Wow! Today was the Birthday Benefit for Megan. It was beautiful out and it all came together great. We were so lucky that it was only about 80 degrees. I had been worrying that if it was 90 like it usually is that Meg would have to go home. She did great today and she looked so pretty. The turn out was more than I expected. Everyone there truly wants to help and the donations reflected that. All the kids had such a good time. The boys loved the dunk tank and football throw and the girls hovered around the face paining, tattoos and hair wraps. My sister and mom along with Leah and Alex (my nephew's girlfriends) worked their butts off all day long and I must say I was quite impressed with all of their work. Luptons Barbeque donated all the food - hamburgers, hot dogs, ribs, chicken, sausage - way more than they were supposed to. I think Pat and I both feel awestruck at the support there is for Megan and our family. James and Ryan had a great time too. James was off with his friends doing whatever 13 year old boys do and Ryan played so hard he looked like he was going to fall on the ground.
I think we helped to raise a lot of awareness about Mitochondrial Diseases. I know I did not know what they were until it was in my house. The United Mito Disease Foundation does not support HBOT but that does not mean I am not behind them 100% in their fight to raise awareness and to help find a cure.

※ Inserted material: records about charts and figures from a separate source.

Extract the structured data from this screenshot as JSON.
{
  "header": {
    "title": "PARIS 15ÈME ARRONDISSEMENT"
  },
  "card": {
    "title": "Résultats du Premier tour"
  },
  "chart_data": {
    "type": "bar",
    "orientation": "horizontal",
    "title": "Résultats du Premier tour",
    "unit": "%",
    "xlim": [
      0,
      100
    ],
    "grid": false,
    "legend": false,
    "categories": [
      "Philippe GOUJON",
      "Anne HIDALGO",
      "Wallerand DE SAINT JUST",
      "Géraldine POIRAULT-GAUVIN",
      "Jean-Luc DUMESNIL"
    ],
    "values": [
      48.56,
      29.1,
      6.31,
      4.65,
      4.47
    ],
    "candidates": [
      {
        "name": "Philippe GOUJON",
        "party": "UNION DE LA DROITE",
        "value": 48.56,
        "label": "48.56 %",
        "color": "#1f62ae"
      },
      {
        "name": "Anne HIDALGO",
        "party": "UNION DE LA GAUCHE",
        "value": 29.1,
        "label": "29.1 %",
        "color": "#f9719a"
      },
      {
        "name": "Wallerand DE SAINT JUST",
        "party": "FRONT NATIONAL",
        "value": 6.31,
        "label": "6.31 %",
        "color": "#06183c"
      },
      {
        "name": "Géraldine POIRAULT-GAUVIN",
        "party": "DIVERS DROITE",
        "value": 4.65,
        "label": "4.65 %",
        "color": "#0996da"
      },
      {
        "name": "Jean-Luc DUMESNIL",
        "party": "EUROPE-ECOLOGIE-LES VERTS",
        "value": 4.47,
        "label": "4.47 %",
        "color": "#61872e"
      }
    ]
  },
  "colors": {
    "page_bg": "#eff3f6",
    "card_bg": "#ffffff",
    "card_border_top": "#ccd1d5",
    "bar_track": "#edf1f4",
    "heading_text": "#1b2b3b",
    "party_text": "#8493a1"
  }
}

I think James wants to do something to earn some funds for the UMDF. It is good for him in more than one way obviously.
I wish I had more time to post updates but the schedule is so tough and there just needs to be more hours in every day. Or I need a housekeeper. I dont want anyone else taking care of Meg except for short periods, but getting the everyday stuff done here is killing me. I have thought long and hard about this and have decided that would work - not a cleaning person that comes every 2 weeks, but someone to come 2 hours every day just to make beds, dishes, a load of laundry, you know - the stuff that piles up if you dont do it!!! For my next birthday I will wish for that - LOL!!!
Yesterday Meg had her photo done for the Dream Calendar. www.thedreamcalendar.com is the site. It will feature a special needs child each month and all the proceeds are going to help build an adaptive playground here locally. It was exciting to do this with her. It is something you dream of doing with a little girl. I dont think she has a modeling career in her future though - she threw up on the red tutu in the first 5 minutes and refused to smile - however 5 minutes after we were done she broke out in a big one????
I am having some urine testing done that will be processed in France and detects all kind of things that our tests here cant pick up as well and depending on those results we might start altering her diet some - maybe the GFCF - dont know yet but I definitely know that her system is sensitive to everything and it can't hurt to try - once again - nothing to lose!!!! Mayci in TN has been doing it and her mom says it is unbelievable - she also has a mitochondrial myopathy and just turned 8 this month too.
Seeing Megan turn 2 and tasting birthday cake for the first time and enjoy it was the best gift in the world. Looking back at her 1st birthday I can see how much has changed. Being so engrossed it is easy to lose sight of that, but last year she looked like she was in a coma and this year she did not know it was her birthday but she got excited at the singing and had a little smile on. I will post pictures - I am so bad at actually downloading them.
Have to go now, so tired my eyes are crossing. Praying that everyone sleeps good tonight and I can get a full night in.........or something like that.